Friday, 17 July 2009

About Buddhism


What the Buddha taught is popularly known as Buddhism. Some people embrace Buddhism as a religion, while others think of it as a philosophy. However, Buddhism is too vast and too profound to be neatly placed in any single category. 

Buddhism is a way of moral, spiritual and intellectual training leading to complete freedom of mind. It is an intellectual approach to reality through mental development and purification. It is a method to get rid of miseries and to find liberation. Buddhism is a righteous way of life for the peace and happiness of every living being. 

While Buddhism can bring greater understanding on how to lead a good, worldly life, its main focus is how to gain spiritual liberation through the development of wisdom and mental culture. 

It is neither mere love of, nor inducing the search after wisdom, nor devotion (though they have their significance and bearing on mankind), but an encouragement of a practical application of the teaching that leads the follower to dispassion, enlightenment and final deliverance. 

The fountainhead of all Buddhism is this experience, called 'Enlightenment.' With this experience of Enlightenment, the Buddha began His Teaching not with any dogmatic beliefs or mysteries, but with a valid, universal experience, which He gave to the world as universal truth. 

Buddhism is a teaching which furnishes men with a guide to conduct that is in accord with its in-look, a teaching which enables those who give it heed to face life with fortitude and death with serenity, or a system to get rid of the ills of life. 

On the lower level, Buddhism teaches the individual how to adjust and cope with events and circumstances of daily life. At the higher level, it represents the human endeavour to grow beyond oneself through the practice of mental culture or mind development.

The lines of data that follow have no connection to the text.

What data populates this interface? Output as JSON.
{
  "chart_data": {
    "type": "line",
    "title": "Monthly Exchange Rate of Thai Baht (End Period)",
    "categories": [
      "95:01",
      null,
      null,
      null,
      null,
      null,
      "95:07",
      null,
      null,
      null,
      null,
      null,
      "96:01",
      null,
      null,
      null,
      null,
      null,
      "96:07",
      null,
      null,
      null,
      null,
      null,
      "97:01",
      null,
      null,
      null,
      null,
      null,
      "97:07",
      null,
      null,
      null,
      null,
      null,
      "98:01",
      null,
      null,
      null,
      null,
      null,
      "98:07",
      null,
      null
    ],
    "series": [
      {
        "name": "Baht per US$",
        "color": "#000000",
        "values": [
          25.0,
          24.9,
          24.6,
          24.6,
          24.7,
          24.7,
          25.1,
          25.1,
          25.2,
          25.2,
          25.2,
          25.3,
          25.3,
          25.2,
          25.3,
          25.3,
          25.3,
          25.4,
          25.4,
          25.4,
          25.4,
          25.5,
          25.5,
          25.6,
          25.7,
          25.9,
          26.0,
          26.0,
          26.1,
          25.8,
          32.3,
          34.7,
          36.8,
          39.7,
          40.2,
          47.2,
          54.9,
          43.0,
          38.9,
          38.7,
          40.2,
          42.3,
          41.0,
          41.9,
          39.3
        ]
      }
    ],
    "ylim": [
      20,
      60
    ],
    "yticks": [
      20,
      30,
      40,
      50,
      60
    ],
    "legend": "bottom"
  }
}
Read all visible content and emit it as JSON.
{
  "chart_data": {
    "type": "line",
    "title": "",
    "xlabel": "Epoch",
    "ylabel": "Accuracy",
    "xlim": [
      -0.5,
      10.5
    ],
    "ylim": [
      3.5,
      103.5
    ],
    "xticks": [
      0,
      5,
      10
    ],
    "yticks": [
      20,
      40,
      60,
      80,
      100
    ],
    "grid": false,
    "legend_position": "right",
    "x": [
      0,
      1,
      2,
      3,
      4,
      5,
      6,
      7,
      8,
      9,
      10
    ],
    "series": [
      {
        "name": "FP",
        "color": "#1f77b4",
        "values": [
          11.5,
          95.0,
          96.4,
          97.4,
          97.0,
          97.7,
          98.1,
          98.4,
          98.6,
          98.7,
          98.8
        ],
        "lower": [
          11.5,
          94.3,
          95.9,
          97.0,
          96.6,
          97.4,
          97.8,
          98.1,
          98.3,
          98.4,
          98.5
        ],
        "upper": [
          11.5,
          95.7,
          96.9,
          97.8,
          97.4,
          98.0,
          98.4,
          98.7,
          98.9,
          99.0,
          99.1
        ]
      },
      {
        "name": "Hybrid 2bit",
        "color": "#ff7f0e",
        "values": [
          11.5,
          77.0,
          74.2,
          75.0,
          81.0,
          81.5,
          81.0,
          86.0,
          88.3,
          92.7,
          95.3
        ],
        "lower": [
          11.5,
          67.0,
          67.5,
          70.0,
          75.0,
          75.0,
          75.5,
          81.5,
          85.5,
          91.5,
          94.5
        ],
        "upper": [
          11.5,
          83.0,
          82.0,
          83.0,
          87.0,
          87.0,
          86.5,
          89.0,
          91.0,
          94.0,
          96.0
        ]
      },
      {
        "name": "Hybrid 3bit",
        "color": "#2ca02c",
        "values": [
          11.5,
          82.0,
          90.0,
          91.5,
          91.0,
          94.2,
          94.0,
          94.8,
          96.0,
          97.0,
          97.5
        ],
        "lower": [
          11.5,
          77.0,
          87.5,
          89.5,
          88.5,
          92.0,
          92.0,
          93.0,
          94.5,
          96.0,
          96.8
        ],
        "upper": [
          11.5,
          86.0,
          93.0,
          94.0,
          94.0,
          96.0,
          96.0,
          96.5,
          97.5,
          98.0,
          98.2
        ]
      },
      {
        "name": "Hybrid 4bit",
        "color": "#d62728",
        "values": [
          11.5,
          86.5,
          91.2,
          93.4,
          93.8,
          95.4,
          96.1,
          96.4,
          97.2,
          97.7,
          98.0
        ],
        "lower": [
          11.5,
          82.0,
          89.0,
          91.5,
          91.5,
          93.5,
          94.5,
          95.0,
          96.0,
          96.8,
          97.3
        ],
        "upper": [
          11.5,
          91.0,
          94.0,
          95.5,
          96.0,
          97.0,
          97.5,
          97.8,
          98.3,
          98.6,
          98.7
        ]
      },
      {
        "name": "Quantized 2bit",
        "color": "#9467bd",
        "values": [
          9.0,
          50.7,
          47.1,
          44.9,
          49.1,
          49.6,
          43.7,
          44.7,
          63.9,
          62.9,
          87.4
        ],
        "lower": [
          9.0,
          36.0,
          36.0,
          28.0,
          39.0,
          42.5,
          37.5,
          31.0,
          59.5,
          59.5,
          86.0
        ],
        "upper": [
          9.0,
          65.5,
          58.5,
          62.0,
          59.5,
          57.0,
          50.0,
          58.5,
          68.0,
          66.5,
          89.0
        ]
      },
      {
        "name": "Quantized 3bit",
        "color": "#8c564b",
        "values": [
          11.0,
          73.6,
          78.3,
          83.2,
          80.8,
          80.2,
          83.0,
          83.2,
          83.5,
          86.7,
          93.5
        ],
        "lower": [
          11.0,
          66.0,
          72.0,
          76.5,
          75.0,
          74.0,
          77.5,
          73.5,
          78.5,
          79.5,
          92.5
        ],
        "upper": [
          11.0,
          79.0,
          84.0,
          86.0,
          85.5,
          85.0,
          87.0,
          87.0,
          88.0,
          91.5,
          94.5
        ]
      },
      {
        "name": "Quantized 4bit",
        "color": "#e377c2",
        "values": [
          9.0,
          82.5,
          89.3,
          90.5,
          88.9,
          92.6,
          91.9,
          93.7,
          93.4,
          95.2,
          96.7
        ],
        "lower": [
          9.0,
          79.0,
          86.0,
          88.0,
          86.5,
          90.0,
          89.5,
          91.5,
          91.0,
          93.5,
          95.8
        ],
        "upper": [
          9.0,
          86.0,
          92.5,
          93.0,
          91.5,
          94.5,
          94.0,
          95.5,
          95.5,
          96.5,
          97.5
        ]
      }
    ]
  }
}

Buddhism is not mere mumbo-jumbo, a myth told to entertain the human mind or to satisfy the human emotion, but a liberal and noble method for those who sincerely want to understand and experience the reality of life.

Buddhism has a complete system of mental culture concerned with gaining insight into the nature of things that leads to complete self-realization of the Ultimate Truth. This system is both practical and scientific; it involves dispassionate observation of emotional and mental states.

Buddhism also contains an excellent ethical code which is unparallel in its perfection and altruistic attitude.